I love the sound of canning jars sealing - the pop that announces a job well done. I don't hear it as often as I used to because I started using Weck canning jars because they are prettier. They don't pop. You just have to look to see if the tongue is pointing downward which is not nearly so satisfying as a POP. I just finished making 14 half pints and 4 pints of strawberry jam and I ran short of jars because some people forget to return them and our cats hurled two boxes of jars from the top of the shed, so now I am listening for the pops of the four mismatched jars. I've heard two already. Go here to look at last year's pictures. I was going to take more pictures but it would look just the same as last year, except for the mismatched jars and the larger quantity.

I made more jam this year because we ran out of strawberry jam the first week in February. I, obviously, gave away too much last year or either we were just piggish. We do have pear preserves and fig preserves remaining.

I wonder how long it will take my little sister to get here. She loves strawberry jam. Bring your jars or you will get NOTHING! You too, Susan.

POP! POP! There were the last two.

3 comments:

Garden State Kate said...

I'm sitting here with fresh baked bread...and no jam.
That is something I've never made.
How do you make fig preserves?
We have a nice sized fig tree, and get tons of figs every year.

Jennifer said...

The Weck jars are prettier. I gave all my canning supplies to BLP years ago when I gave up trying to can tomatoes in my teeny-tiny galley kitchen across town. Since then, whenever I'm at a loss for an idea for her birthday gift, she gets new jars. (Her biggest gripe on the eve of canning is that people have not returned her jars.)

Why don't people return the jars? Do non-canners not know that canning jars are reusable?

Wisteria said...

The older ladies always return the jars. Always. Sometimes they return them refilled!!

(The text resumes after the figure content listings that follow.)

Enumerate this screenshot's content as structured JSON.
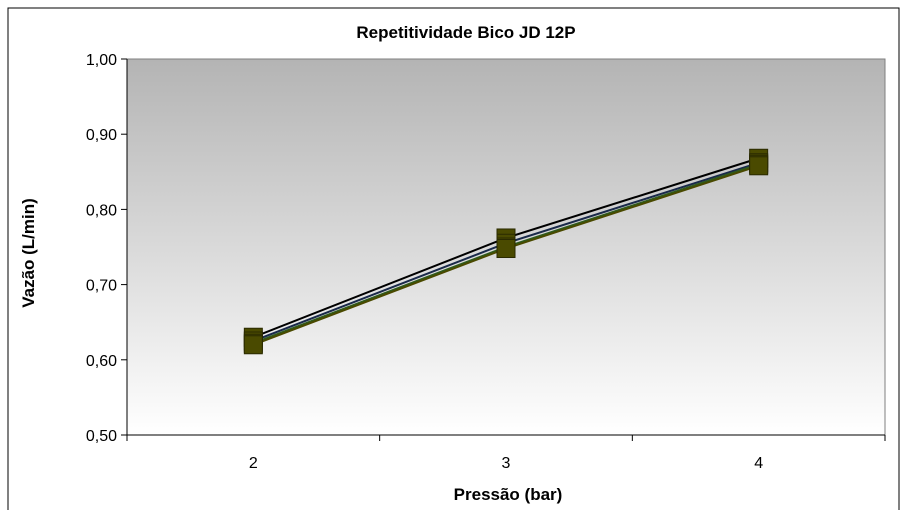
{
  "chart_data": {
    "type": "line",
    "title": "Repetitividade Bico JD 12P",
    "xlabel": "Pressão (bar)",
    "ylabel": "Vazão (L/min)",
    "categories": [
      "2",
      "3",
      "4"
    ],
    "ylim": [
      0.5,
      1.0
    ],
    "yticks": [
      "0,50",
      "0,60",
      "0,70",
      "0,80",
      "0,90",
      "1,00"
    ],
    "grid": false,
    "legend": "none",
    "plot_background": "gradient gray-to-white",
    "series": [
      {
        "values": [
          0.63,
          0.762,
          0.868
        ],
        "color": "#000000",
        "marker": "square"
      },
      {
        "values": [
          0.625,
          0.755,
          0.862
        ],
        "color": "#1a2a4a",
        "marker": "square"
      },
      {
        "values": [
          0.622,
          0.75,
          0.86
        ],
        "color": "#2e5a1c",
        "marker": "square"
      },
      {
        "values": [
          0.62,
          0.748,
          0.858
        ],
        "color": "#4a4a00",
        "marker": "square"
      }
    ],
    "marker_fill": "#4a4a00"
  }
}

Kate, Fig preserves have figs, sugar, and lemon. They need nothing else. I am obsessive about fig preserves. I only use whole, including stem, figs, cook plenty of lemon so that I have a slice against the side of each jar, and cook the syrup so that it is a pale amber color. Most people don't jump through such hoops, but I say that if you go to the trouble to can you may as well produce something you think is pretty. I'll post the recipe when it gets closer to fig season. If I don't remind me.